Compare this to the driver's side and you will see a HUGE difference.........

This narrows it down to either a bad caliper, or a clogged up brake hose...

Check out this video of how badly it is pulling to the right... going only 5MPH or so.



I strongly believe I have narrowed it down to getting a crappy caliper from NAPA...

Tell me your thoughts!

And make it a great Sunday!

Thanks in advance everyone.
 






To me, that all looks good. A couple notes;
Do install the anti-rattle clips on the brake pads but install them on the bottom as the pads will rotate up and forward. They take up the slack to prevent the pads from moving like that. They can also reduce noise, hence the name.

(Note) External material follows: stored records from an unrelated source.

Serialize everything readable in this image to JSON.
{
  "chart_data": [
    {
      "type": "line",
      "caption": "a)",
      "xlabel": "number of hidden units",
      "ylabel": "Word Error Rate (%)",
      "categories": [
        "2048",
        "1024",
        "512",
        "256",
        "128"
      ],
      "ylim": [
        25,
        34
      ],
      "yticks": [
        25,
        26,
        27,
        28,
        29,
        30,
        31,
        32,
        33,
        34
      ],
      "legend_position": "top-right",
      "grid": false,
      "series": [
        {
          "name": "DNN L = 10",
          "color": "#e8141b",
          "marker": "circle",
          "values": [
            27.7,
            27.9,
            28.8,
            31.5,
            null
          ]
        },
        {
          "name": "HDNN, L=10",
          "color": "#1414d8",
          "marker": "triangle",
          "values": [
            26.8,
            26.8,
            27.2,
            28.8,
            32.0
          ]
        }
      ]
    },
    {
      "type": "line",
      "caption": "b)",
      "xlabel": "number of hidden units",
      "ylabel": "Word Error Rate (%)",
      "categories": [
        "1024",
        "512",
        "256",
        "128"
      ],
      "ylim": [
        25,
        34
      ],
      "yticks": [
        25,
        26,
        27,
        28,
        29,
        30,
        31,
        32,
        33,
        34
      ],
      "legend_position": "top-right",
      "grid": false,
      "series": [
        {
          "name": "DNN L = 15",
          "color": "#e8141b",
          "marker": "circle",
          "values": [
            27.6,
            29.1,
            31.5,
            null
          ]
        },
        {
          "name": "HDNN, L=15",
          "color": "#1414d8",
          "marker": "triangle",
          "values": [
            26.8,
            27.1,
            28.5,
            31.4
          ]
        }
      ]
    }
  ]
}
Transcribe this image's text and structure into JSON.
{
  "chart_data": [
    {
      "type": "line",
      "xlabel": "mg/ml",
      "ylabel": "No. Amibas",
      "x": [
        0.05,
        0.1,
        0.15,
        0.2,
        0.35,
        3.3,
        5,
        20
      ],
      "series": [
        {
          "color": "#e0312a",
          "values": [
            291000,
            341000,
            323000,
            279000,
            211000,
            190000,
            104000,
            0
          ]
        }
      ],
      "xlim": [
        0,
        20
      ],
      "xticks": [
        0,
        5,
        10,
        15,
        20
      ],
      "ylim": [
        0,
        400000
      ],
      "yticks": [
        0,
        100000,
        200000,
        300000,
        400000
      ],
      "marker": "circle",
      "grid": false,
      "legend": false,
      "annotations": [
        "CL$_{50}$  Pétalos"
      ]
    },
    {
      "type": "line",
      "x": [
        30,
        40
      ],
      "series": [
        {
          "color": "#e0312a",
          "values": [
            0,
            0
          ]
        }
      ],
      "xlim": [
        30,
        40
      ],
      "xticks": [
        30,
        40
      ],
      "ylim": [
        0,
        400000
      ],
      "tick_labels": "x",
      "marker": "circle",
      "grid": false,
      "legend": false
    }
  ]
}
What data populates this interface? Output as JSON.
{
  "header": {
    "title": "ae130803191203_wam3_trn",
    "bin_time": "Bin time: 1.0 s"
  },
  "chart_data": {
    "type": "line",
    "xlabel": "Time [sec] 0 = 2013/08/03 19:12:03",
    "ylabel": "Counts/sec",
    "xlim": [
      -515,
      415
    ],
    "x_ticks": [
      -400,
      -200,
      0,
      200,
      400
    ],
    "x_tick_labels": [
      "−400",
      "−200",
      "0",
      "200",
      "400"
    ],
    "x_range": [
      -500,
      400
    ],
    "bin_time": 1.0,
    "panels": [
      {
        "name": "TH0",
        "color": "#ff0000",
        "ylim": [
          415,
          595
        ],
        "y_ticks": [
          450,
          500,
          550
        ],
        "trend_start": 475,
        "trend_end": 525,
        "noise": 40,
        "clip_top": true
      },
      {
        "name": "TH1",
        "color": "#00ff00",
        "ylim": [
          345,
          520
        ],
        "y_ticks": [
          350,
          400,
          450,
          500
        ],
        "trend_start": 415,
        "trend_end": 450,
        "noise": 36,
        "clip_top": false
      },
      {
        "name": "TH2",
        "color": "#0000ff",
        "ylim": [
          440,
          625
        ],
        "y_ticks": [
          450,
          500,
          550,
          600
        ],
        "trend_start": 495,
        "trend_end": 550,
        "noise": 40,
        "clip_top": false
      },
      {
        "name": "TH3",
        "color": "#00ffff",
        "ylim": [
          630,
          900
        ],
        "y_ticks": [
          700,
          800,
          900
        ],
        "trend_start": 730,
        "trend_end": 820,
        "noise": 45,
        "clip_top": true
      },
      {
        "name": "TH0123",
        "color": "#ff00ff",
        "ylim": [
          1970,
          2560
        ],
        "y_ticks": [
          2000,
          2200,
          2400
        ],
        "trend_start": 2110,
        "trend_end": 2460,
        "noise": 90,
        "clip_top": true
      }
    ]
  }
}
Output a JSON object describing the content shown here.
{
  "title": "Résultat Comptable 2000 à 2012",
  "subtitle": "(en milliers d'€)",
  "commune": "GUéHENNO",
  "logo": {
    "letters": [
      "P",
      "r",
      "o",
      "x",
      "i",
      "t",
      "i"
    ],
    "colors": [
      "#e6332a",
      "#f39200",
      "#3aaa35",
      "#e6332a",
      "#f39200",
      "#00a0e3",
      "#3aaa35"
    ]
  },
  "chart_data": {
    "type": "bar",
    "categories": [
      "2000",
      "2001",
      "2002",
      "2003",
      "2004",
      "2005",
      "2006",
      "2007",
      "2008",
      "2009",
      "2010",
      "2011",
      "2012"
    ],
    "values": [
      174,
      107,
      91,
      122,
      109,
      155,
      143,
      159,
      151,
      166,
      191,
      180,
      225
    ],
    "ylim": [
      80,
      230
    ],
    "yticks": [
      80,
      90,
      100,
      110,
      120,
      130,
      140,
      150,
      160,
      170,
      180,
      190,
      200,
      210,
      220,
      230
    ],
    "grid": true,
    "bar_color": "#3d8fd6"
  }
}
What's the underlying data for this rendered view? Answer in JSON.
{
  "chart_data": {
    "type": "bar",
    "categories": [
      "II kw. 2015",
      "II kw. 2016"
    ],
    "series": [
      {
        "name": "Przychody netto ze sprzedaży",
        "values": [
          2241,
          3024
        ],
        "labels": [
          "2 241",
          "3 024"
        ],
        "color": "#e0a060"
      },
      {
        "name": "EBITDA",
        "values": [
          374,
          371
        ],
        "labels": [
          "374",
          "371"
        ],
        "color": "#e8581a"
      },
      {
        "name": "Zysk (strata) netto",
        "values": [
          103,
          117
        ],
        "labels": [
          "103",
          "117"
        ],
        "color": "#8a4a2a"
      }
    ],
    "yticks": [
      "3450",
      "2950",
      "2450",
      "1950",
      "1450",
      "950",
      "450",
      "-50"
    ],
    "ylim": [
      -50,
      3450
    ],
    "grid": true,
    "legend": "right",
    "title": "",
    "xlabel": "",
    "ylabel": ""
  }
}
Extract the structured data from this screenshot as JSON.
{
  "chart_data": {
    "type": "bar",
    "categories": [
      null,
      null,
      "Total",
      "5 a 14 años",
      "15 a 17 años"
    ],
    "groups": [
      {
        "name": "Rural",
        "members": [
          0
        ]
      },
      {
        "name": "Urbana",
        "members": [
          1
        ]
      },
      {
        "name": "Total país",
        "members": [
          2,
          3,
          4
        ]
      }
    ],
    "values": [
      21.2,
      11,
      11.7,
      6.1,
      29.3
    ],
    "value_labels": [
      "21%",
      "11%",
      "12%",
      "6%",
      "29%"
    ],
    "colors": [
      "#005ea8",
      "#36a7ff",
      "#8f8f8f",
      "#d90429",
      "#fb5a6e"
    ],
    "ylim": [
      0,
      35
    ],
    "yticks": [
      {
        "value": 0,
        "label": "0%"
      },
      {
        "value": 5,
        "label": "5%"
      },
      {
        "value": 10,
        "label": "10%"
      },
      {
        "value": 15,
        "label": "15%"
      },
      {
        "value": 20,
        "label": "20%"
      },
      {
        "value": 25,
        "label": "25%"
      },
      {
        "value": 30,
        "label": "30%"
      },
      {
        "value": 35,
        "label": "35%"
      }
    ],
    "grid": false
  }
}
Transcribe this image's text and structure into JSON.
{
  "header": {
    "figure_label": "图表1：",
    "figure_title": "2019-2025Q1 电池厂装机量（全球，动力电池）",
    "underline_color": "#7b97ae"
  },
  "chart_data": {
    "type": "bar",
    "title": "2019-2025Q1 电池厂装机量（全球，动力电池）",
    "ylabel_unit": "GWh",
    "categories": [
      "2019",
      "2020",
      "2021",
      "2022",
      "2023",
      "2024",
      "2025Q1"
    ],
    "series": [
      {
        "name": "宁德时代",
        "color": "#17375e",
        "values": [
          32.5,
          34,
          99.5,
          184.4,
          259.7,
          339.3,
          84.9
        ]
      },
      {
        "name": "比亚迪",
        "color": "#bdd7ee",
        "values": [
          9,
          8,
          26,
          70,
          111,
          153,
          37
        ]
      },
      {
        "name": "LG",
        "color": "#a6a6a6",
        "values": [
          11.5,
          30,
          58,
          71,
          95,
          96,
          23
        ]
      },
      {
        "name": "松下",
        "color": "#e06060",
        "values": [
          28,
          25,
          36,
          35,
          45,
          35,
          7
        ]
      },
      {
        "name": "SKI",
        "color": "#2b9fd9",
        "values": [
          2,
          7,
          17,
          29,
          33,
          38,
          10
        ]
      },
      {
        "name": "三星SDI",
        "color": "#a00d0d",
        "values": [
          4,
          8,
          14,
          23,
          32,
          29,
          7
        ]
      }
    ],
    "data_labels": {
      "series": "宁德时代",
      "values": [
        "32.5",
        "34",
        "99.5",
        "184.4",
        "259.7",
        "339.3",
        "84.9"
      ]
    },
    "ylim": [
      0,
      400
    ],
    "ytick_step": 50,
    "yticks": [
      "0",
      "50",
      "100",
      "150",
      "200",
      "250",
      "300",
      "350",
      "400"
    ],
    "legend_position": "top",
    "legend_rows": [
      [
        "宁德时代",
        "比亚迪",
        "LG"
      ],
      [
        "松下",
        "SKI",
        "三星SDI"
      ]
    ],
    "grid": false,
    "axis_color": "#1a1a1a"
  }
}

That joint you mentioned in the steering section is a rag joint. Explorers used to use u-joints but a rag joint smooths things out and might be some kind of safety item as well. The play seems normal. The key with doing a 9 and 3 o'clock wiggle test is moving it slightly, not as hard as you can. If you don't feel slop before the tie rod moves then it's good to go. Did you do that test with both front wheels off the ground? Try it again but with one wheel off the ground. This will prevent the other wheel from turning which should eliminate the steering wheel from moving as long as there's no slop in the tie rods and drag link joints.

Rotors spinning look good, moreso for the driver's side. Passenger seems loose (spinning too much) without the rotor and a little too tight with the caliper. Not overly so but enough that it seems odd to me.